I think that this is an _extremely_ dangerous assertion on Merit's part. As always, ascribing intent rather than raw data requires much more justification which I have yet to see.
Are you familiar with this packet loss data from Merit? If not, please s
ee
above URL.
Am now... ;-)
Is Merit's packet loss data (NetNow) credible? Do packet losses in the Internet now average between 2% and 4% daily? Are 30% packet losses comm on during peak periods? Is there any evidence that Internet packet losses a re trending up or down?
Yes, that matches my instinctive feel. I don't have concrete data which corroborates or disputes their data, nor reflects high packet loss rates nor trends.
Were Merit's data correct, what would be the impact of 30% packet losses on opening up TCP connections?
TCP is pretty damn robust. Opening a connection is still likely to work.
On TCP throughput, say through a 28.8Kbps modem? On Web throughput, since so many TCP connections are involved? O n DNS look-ups? On email transport?
As you might imagine, that kind of packet loss rate is 'highly detrimental' to throughput. If you're asking for concrete numbers, I don't have them, but I've lived through them. Qualitatively, it means that interactive usage is intolerable. On the bright side, email works just fine.
How big a problem is HTTP's opening of so many TCP connections?
It's a very significant problem. It decreases the average packet size, thereby making router work much harder. It generates many more packets than necessary, and then closes down the connection after a very short transfer. In short, it's a horribly inefficient use of the net.
Does TCP need to operate differently than it does now when confronted routinely with 30% packet losses and quarter-second transit delays?

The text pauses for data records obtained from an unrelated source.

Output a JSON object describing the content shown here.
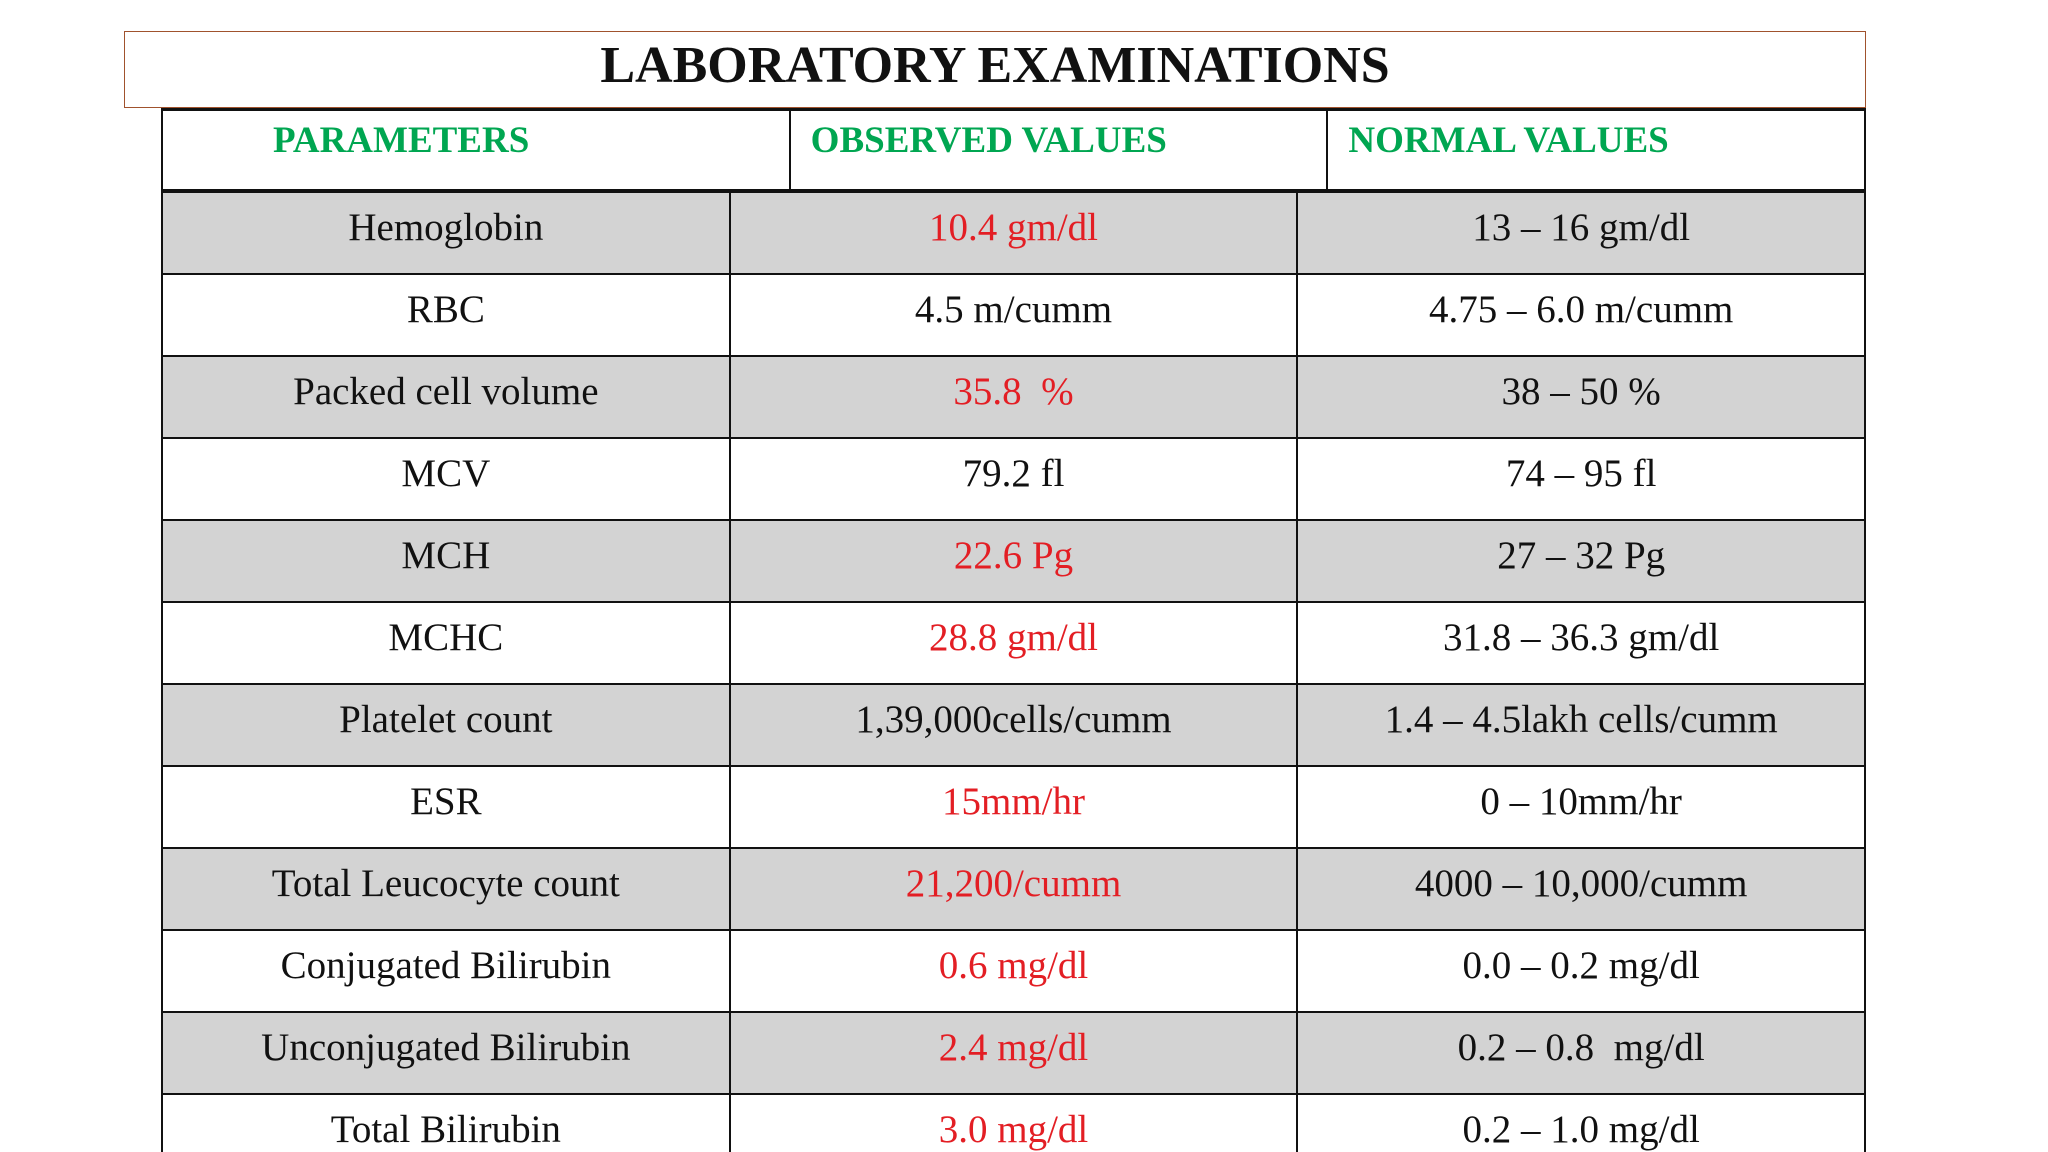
{
  "title": "LABORATORY EXAMINATIONS",
  "table": {
    "header_color": "#00a651",
    "headers": [
      "PARAMETERS",
      "OBSERVED VALUES",
      "NORMAL VALUES"
    ],
    "rows": [
      {
        "cells": [
          "Hemoglobin",
          "10.4 gm/dl",
          "13 – 16 gm/dl"
        ],
        "observed_color": "#e31e24"
      },
      {
        "cells": [
          "RBC",
          "4.5 m/cumm",
          "4.75 – 6.0 m/cumm"
        ],
        "observed_color": "#111111"
      },
      {
        "cells": [
          "Packed cell volume",
          "35.8  %",
          "38 – 50 %"
        ],
        "observed_color": "#e31e24"
      },
      {
        "cells": [
          "MCV",
          "79.2 fl",
          "74 – 95 fl"
        ],
        "observed_color": "#111111"
      },
      {
        "cells": [
          "MCH",
          "22.6 Pg",
          "27 – 32 Pg"
        ],
        "observed_color": "#e31e24"
      },
      {
        "cells": [
          "MCHC",
          "28.8 gm/dl",
          "31.8 – 36.3 gm/dl"
        ],
        "observed_color": "#e31e24"
      },
      {
        "cells": [
          "Platelet count",
          "1,39,000cells/cumm",
          "1.4 – 4.5lakh cells/cumm"
        ],
        "observed_color": "#111111"
      },
      {
        "cells": [
          "ESR",
          "15mm/hr",
          "0 – 10mm/hr"
        ],
        "observed_color": "#e31e24"
      },
      {
        "cells": [
          "Total Leucocyte count",
          "21,200/cumm",
          "4000 – 10,000/cumm"
        ],
        "observed_color": "#e31e24"
      },
      {
        "cells": [
          "Conjugated Bilirubin",
          "0.6 mg/dl",
          "0.0 – 0.2 mg/dl"
        ],
        "observed_color": "#e31e24"
      },
      {
        "cells": [
          "Unconjugated Bilirubin",
          "2.4 mg/dl",
          "0.2 – 0.8  mg/dl"
        ],
        "observed_color": "#e31e24"
      },
      {
        "cells": [
          "Total Bilirubin",
          "3.0 mg/dl",
          "0.2 – 1.0 mg/dl"
        ],
        "observed_color": "#e31e24"
      }
    ]
  }
}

Your question presumes that we should live with the 30% losses. We should not. TCP does palatably well at surviving such brown-outs and I would not suggest changes for that cause. Note that there are other changes that I'd like to see, such as more use of Path MTU Discovery and fixing HTTP which are much more important. The quarter-second transit delays fall into two categories: one are transient delays, mostly caused by routing transients. Obviously we need to minimize such transients. The second is normal propagation delay. Using larger windows would aid that a great deal. I don't think that many TCP implementations allocate sufficient buffering today to truly be efficient.
What is the proper response of an IP-based protocol, like TCP, as packet losses climb? Try harder or back off or what?
Back off. Slow start is the accepted algorithm. Trying harder only increases congestion.
How robust are various widespread TCP/IP implementations in the face of 30% packet loss and quarter-second transit delays?
I have yet to see a significant problem with robustness.
Is the Internet's sometimes bogging down due mainly to packet losses or busy servers or what, or does the Internet not bog down?
That depends on your definitions. "The Internet" as a whole does not bog down. It's a modular system and there are localized problems and congestion which result in poor service to a wide-ranging set of users. The causes of the problems vary. I've seen lots of really slow servers, congested access links, unhappy routers, congested interconnects, etc.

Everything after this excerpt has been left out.